Monday, August 31, 2009

I know I know.

Its been a while, again. I have no excuse for my intermittent behavior. None. I will say that I have such lofty aspirations and have been thinking of writing... so if it is the thought that counts than I guess I have been quite prolific. Not buying it?? I guess it only works with gifts? Ok then I will just write for my own amusement as I am sure that I have whittled the readers down to basically family members with my lack of entries.
I was reminiscing the other day, buy myself you see, whilst busily cleaning or crafting or taking care of kids or running around putting out proverbial fires, or whatever the day might have entailed, and I came upon an idea about writing about my memories from childhood. It may be the worst idea I have ever had or it just might turn out to be the most therapeutic endeavor I have ever undertaken.
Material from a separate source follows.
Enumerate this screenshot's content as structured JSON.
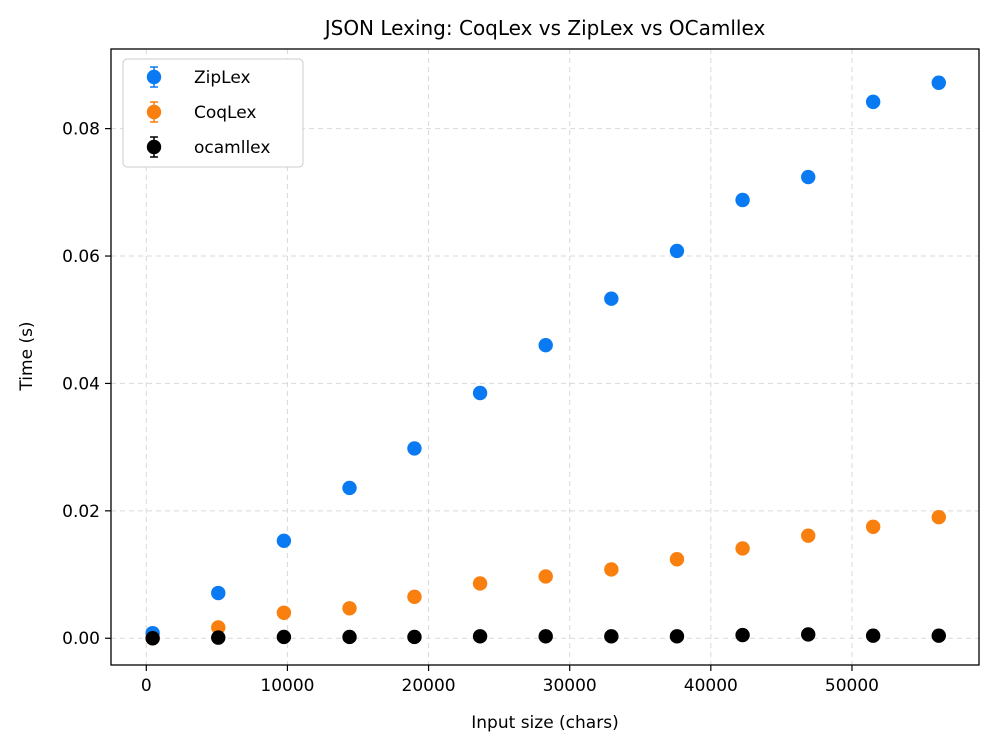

I have not ever really been allowed, by myself or my mother, to feel that any kind of therapy or counseling is valid or warranted, so I am supposing that I will find little relief but a good deal of amusing fodder for the fuel of my creative fire.
I imagine that the earliest memories we can conjure up in our minds are almost always not memories in the true sense of the word but, rather stories that we have heard retold again and again until their image is cemented into our brains forcing us to relive something that our brains were clearly trying to block out. The reason for said blockage may not be something vile or distasteful but could just be the fruits of something that we were to busy growing to file away. Mine is definitely some conglomeration of the two.
I was just a wee little lass. Long and springy piggy tails sprouting from my small but imaginative and curious head. The family cat had only very recently given birth to a litter of kittens. I loved kittens. So cute and playful. Being that the mother cat was an "outside kitty" the kittens were unceremoniously thriving outside under the deck of our house. I have no other memories of the house accept that the kitchen was directly behind the glass sliding door that connected our second story deck to the house. It was here on a chilly morning that I found myself outside playing with my older brother. He, by the way, was always my hero. It seemed to me that there was nothing that he could not do. Finding the little kittens, so cute and helpless, we began loving them. Picking them up and playing with each one. Their little cries egging us on to play with them more. It is my understanding, that at some point in this serene and surreal environment that things took a turn for the worse. Behind a shed that housed our lawn mower and other garden utensils, there was a bag of lye. Or a box of lye. Or a bucket of lye. I am never quite sure how it was packaged. Apparently it seemed hilarious to very small children that kitties should be covered in the stuff and that if you threw them into it just hard enough they made a perfect little cloud of dust and then ran off. I guess at some point I tried to save the little kitties from being treated so discourteously. I slung one of the little guys into the crook of my arm whilst holding another about the neck with my hands. Strangely the sounds of their gentle mewing had stopped and I interpreted them as being asleep. When my mother came out and saw the happenings of the yard she gasped and demanded to know what we were doing. From all accounts, not wanting to be chastised for playing with the kittens we "spiked" them yet again and tried to understand what we had done.
Now I have a few questions about this memory, if you could really call it that. One, why did we have a parcel of lye in our back yard that was accessible to children? And two, where was the mother cat during all of this genocide? And three, well thirdly, where were my other siblings?
All but one of the kittens were, sadly, asphyxiated. The last one had to be rescued by my mother who sat up countless nights with the little thing feeding it goat's milk with a dropper. It was never a normal cat and surly held out some contempt for us.
I have always hated this story and only relate it now as it is so late and my defenses are down. I do, however, think it is the earliest memory that I have and I do remember the kitchen where the little kitten was brought back from the depths of despair. I have always wondered why this story was always related during an attempt to make people laugh as it is a bit horrifying. But here I am doing the same thing. So enjoy, if you can, at the expense of my poor kitties and their untimely doom. I know the family will hear the story again whether they like it or not.





due to my lame computer I am unable to post a suitable graphic for this post. sorry.